Most support chatbots fail for the same two reasons: they hallucinate answers to questions they don’t know, and they never escalate until the customer is already furious. The architecture here addresses both directly. The agent only answers from a grounded knowledge base, and escalation is triggered by confidence score, not desperation.

For grounding specifically, if you haven’t read our guide on reducing LLM hallucinations in production, do that first — the structured output patterns there apply directly to this setup.

The full stack: Claude Haiku for classification (cheap and fast), Claude Sonnet for response generation (where quality matters), a Chroma vector store for the knowledge base, and a SQLite log for metrics. Total cost for a medium SaaS company running ~500 tickets/day comes in around $3–6/day at current Anthropic pricing. You can get that lower with caching.

Step 1: Install Dependencies

pip install anthropic chromadb sentence-transformers pydantic python-dotenv

Pin these versions in production. Chroma’s API has changed across minor versions and it will quietly break your embeddings if you’re not pinned.

# requirements.txt
anthropic==0.25.0
chromadb==0.4.24
sentence-transformers==2.7.0
pydantic==2.6.4
python-dotenv==1.0.1

Step 2: Build the Classifier

The classifier is the cheapest thing in the pipeline. It runs on Haiku and returns a structured JSON object.

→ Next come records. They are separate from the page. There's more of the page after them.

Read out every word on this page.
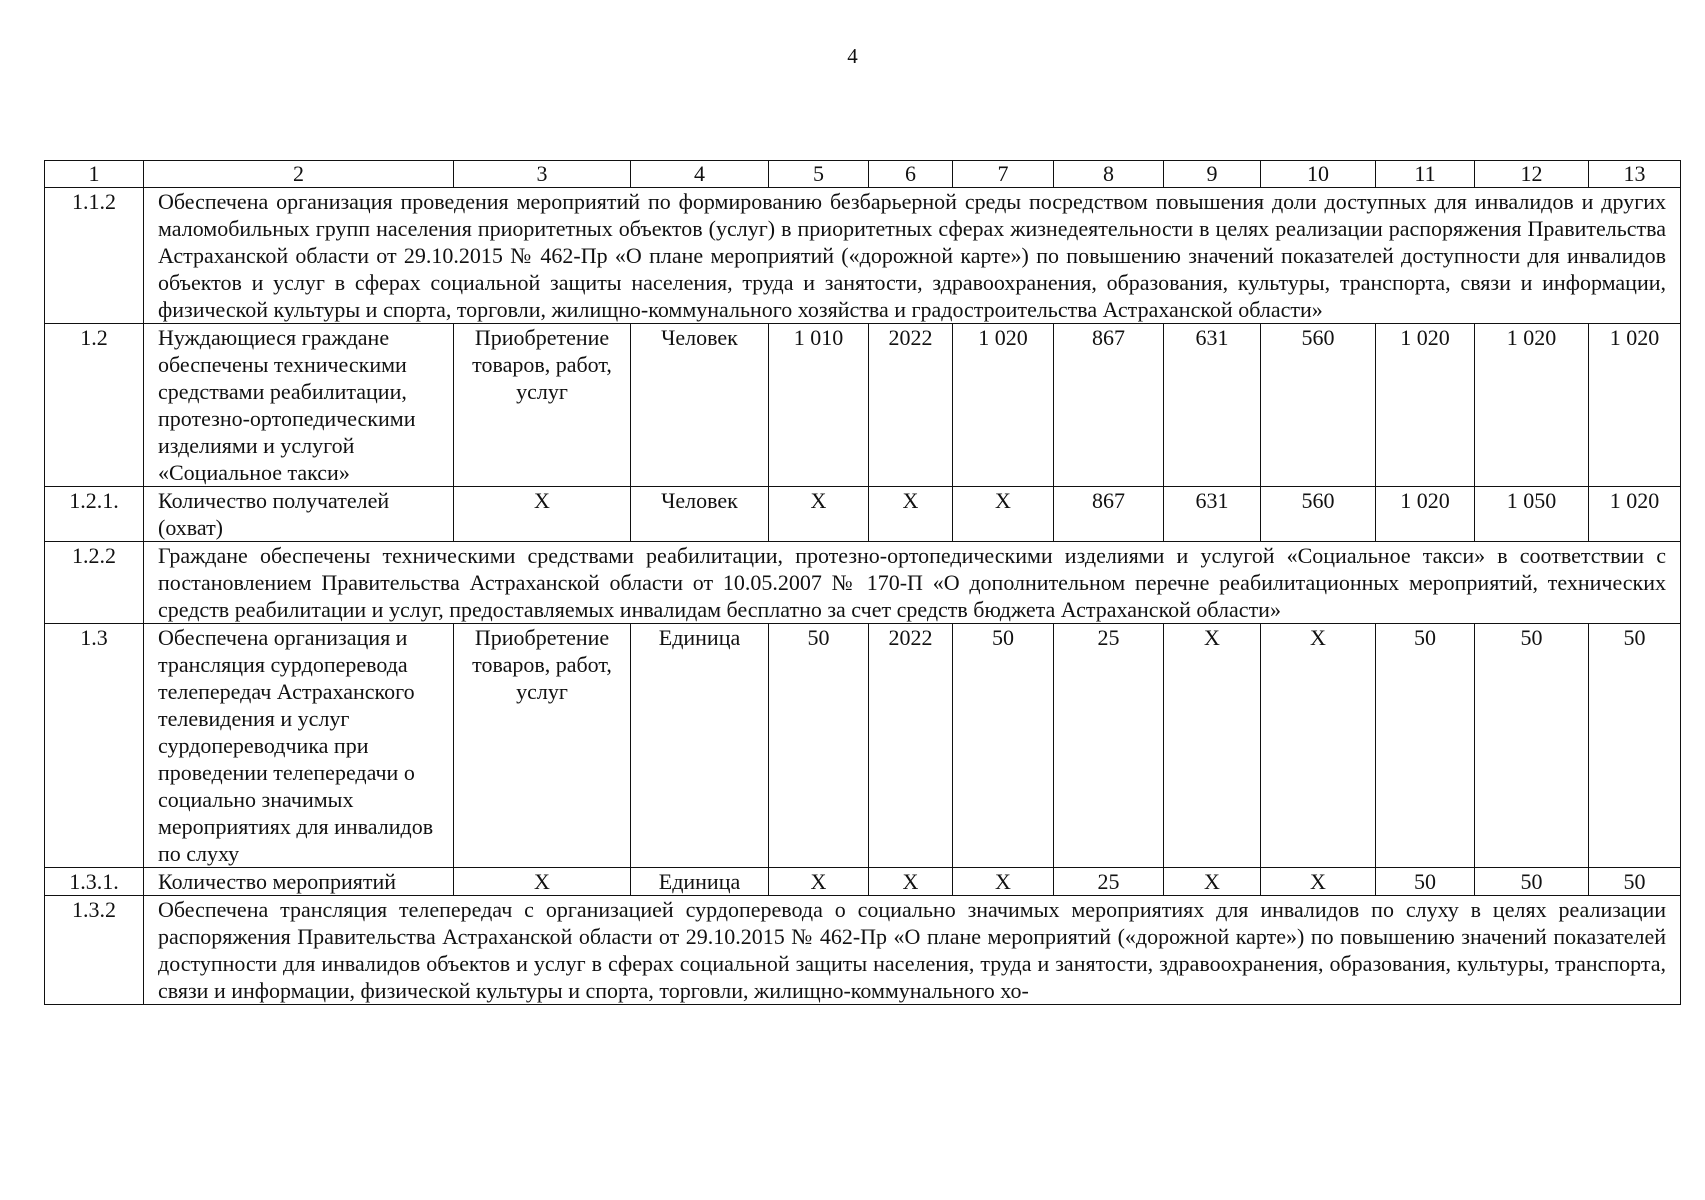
4
1	2	3	4	5	6	7	8	9	10	11	12	13
1.1.2	Обеспечена организация проведения мероприятий по формированию безбарьерной среды посредством повышения доли доступных для инвалидов и других маломобильных групп населения приоритетных объектов (услуг) в приоритетных сферах жизнедеятельности в целях реализации распоряжения Правительства Астраханской области от 29.10.2015 № 462-Пр «О плане мероприятий («дорожной карте») по повышению значений показателей доступности для инвалидов объектов и услуг в сферах социальной защиты населения, труда и занятости, здравоохранения, образования, культуры, транспорта, связи и информации, физической культуры и спорта, торговли, жилищно-коммунального хозяйства и градостроительства Астраханской области»											
1.2	Нуждающиеся граждане обеспечены техническими средствами реабилитации, протезно-ортопедическими изделиями и услугой «Социальное такси»	Приобретение товаров, работ, услуг	Человек	1 010	2022	1 020	867	631	560	1 020	1 020	1 020
1.2.1.	Количество получателей (охват)	X	Человек	X	X	X	867	631	560	1 020	1 050	1 020
1.2.2	Граждане обеспечены техническими средствами реабилитации, протезно-ортопедическими изделиями и услугой «Социальное такси» в соответствии с постановлением Правительства Астраханской области от 10.05.2007 № 170-П «О дополнительном перечне реабилитационных мероприятий, технических средств реабилитации и услуг, предоставляемых инвалидам бесплатно за счет средств бюджета Астраханской области»											
1.3	Обеспечена организация и трансляция сурдоперевода телепередач Астраханского телевидения и услуг сурдопереводчика при проведении телепередачи о социально значимых мероприятиях для инвалидов по слуху	Приобретение товаров, работ, услуг	Единица	50	2022	50	25	X	X	50	50	50
1.3.1.	Количество мероприятий	X	Единица	X	X	X	25	X	X	50	50	50
1.3.2	Обеспечена трансляция телепередач с организацией сурдоперевода о социально значимых мероприятиях для инвалидов по слуху в целях реализации распоряжения Правительства Астраханской области от 29.10.2015 № 462-Пр «О плане мероприятий («дорожной карте») по повышению значений показателей доступности для инвалидов объектов и услуг в сферах социальной защиты населения, труда и занятости, здравоохранения, образования, культуры, транспорта, связи и информации, физической культуры и спорта, торговли, жилищно-коммунального хо-											
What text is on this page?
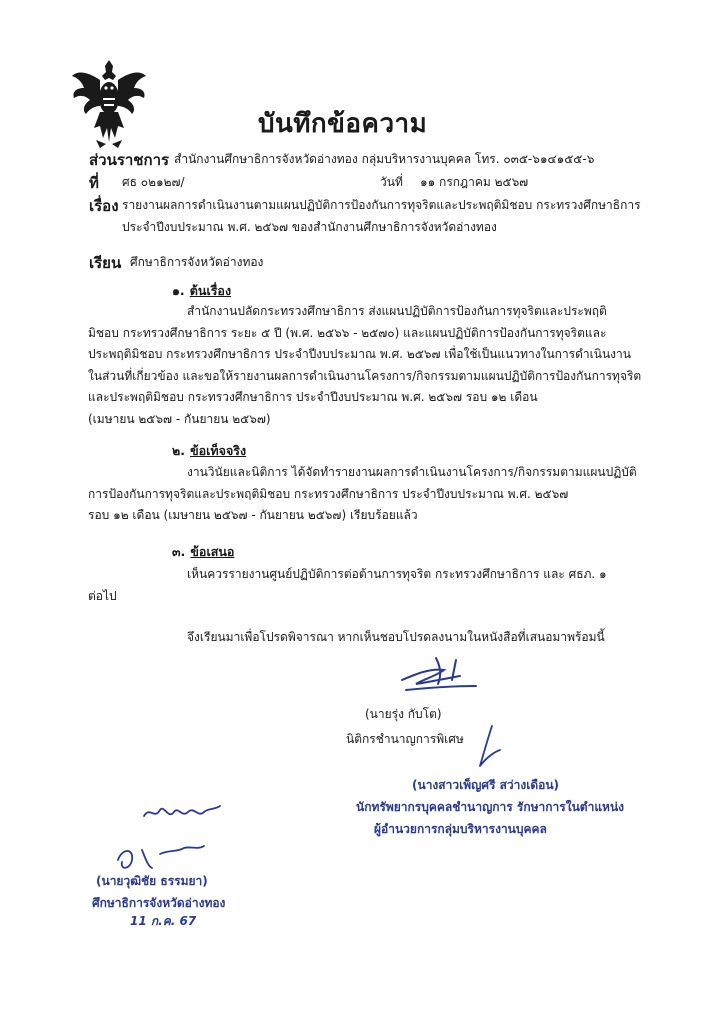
บันทึกข้อความ
ส่วนราชการ สำนักงานศึกษาธิการจังหวัดอ่างทอง กลุ่มบริหารงานบุคคล โทร. ๐๓๕-๖๑๔๑๕๕-๖
ที่ ศธ ๐๒๑๒๗/	วันที่ ๑๑ กรกฎาคม ๒๕๖๗
เรื่อง รายงานผลการดำเนินงานตามแผนปฏิบัติการป้องกันการทุจริตและประพฤติมิชอบ กระทรวงศึกษาธิการ
ประจำปีงบประมาณ พ.ศ. ๒๕๖๗ ของสำนักงานศึกษาธิการจังหวัดอ่างทอง
เรียน ศึกษาธิการจังหวัดอ่างทอง
๑. ต้นเรื่อง
สำนักงานปลัดกระทรวงศึกษาธิการ ส่งแผนปฏิบัติการป้องกันการทุจริตและประพฤติ
มิชอบ กระทรวงศึกษาธิการ ระยะ ๕ ปี (พ.ศ. ๒๕๖๖ - ๒๕๗๐) และแผนปฏิบัติการป้องกันการทุจริตและ
ประพฤติมิชอบ กระทรวงศึกษาธิการ ประจำปีงบประมาณ พ.ศ. ๒๕๖๗ เพื่อใช้เป็นแนวทางในการดำเนินงาน
ในส่วนที่เกี่ยวข้อง และขอให้รายงานผลการดำเนินงานโครงการ/กิจกรรมตามแผนปฏิบัติการป้องกันการทุจริต
และประพฤติมิชอบ กระทรวงศึกษาธิการ ประจำปีงบประมาณ พ.ศ. ๒๕๖๗ รอบ ๑๒ เดือน
(เมษายน ๒๕๖๗ - กันยายน ๒๕๖๗)
๒. ข้อเท็จจริง
งานวินัยและนิติการ ได้จัดทำรายงานผลการดำเนินงานโครงการ/กิจกรรมตามแผนปฏิบัติ
การป้องกันการทุจริตและประพฤติมิชอบ กระทรวงศึกษาธิการ ประจำปีงบประมาณ พ.ศ. ๒๕๖๗
รอบ ๑๒ เดือน (เมษายน ๒๕๖๗ - กันยายน ๒๕๖๗) เรียบร้อยแล้ว
๓. ข้อเสนอ
เห็นควรรายงานศูนย์ปฏิบัติการต่อต้านการทุจริต กระทรวงศึกษาธิการ และ ศธภ. ๑
ต่อไป
จึงเรียนมาเพื่อโปรดพิจารณา หากเห็นชอบโปรดลงนามในหนังสือที่เสนอมาพร้อมนี้
(นายรุ่ง กับโต)
นิติกรชำนาญการพิเศษ
(นางสาวเพ็ญศรี สว่างเดือน)
นักทรัพยากรบุคคลชำนาญการ รักษาการในตำแหน่ง
ผู้อำนวยการกลุ่มบริหารงานบุคคล
(นายวุฒิชัย ธรรมยา)
ศึกษาธิการจังหวัดอ่างทอง
11 ก.ค. 67
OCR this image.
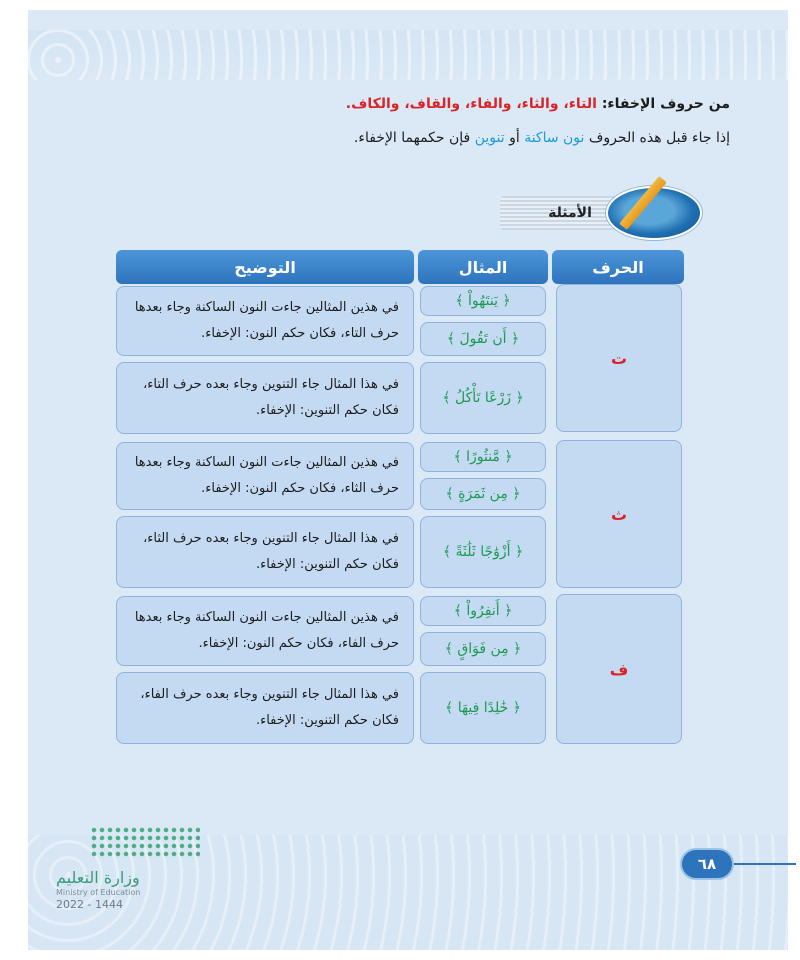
من حروف الإخفاء: التاء، والثاء، والفاء، والقاف، والكاف.
إذا جاء قبل هذه الحروف نون ساكنة أو تنوين فإن حكمهما الإخفاء.
الأمثلة
الحرف
المثال
التوضيح
ت
﴿ يَنتَهُواْ ﴾
﴿ أَن تَقُولَ ﴾
في هذين المثالين جاءت النون الساكنة وجاء بعدها حرف التاء، فكان حكم النون: الإخفاء.
﴿ زَرْعًا تَأْكُلُ ﴾
في هذا المثال جاء التنوين وجاء بعده حرف التاء، فكان حكم التنوين: الإخفاء.
ث
﴿ مَّنثُورًا ﴾
﴿ مِن ثَمَرَةٍ ﴾
في هذين المثالين جاءت النون الساكنة وجاء بعدها حرف الثاء، فكان حكم النون: الإخفاء.
﴿ أَزْوَٰجًا ثَلَٰثَةً ﴾
في هذا المثال جاء التنوين وجاء بعده حرف الثاء، فكان حكم التنوين: الإخفاء.
ف
﴿ أَنفِرُواْ ﴾
﴿ مِن فَوَاقٍ ﴾
في هذين المثالين جاءت النون الساكنة وجاء بعدها حرف الفاء، فكان حكم النون: الإخفاء.
﴿ خَٰلِدًا فِيهَا ﴾
في هذا المثال جاء التنوين وجاء بعده حرف الفاء، فكان حكم التنوين: الإخفاء.
وزارة التعليم
Ministry of Education
2022 - 1444
٦٨
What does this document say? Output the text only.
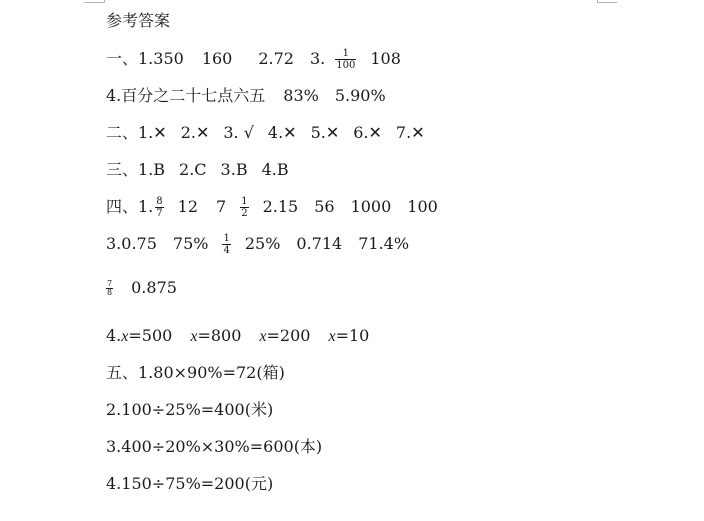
参考答案
一、1.350 160 2.72 3. $\frac{1}{100} 108$
4.百分之二十七点六五 83% 5.90%
二、1.✕ 2.✕ 3. √ 4.✕ 5.✕ 6.✕ 7.✕
三、1.B 2.C 3.B 4.B
四、1. $\frac{8}{7} 12$ $7 \frac{1}{2} 2.15$ 56 1000 100
3.0.75 $75\% \frac{1}{4} 25\%$ 0.714 71.4%
$\frac{7}{8} 0.875$
4.x=500 x=800 x=200 x=10
五、1.80×90%=72(箱)
2.100÷25%=400(米)
3.400÷20%×30%=600(本)
4.150÷75%=200(元)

Don’t skip it — routing decisions made here determine everything downstream.

import anthropic
import json
from pydantic import BaseModel
from typing import Literal

client = anthropic.Anthropic()

class TicketClassification(BaseModel):
    intent: Literal["billing", "technical", "account", "feature_request", "complaint", "other"]
    urgency: Literal["low", "medium", "high", "critical"]
    confidence: float  # 0.0 to 1.0
    summary: str       # one-line description for logging

CLASSIFIER_PROMPT = """You are a support ticket classifier. Analyze the ticket and return a JSON object with:
- intent: one of billing, technical, account, feature_request, complaint, other
- urgency: low/medium/high/critical
- confidence: float 0-1 representing classification confidence
- summary: one sentence describing the core issue

Return ONLY valid JSON, no other text."""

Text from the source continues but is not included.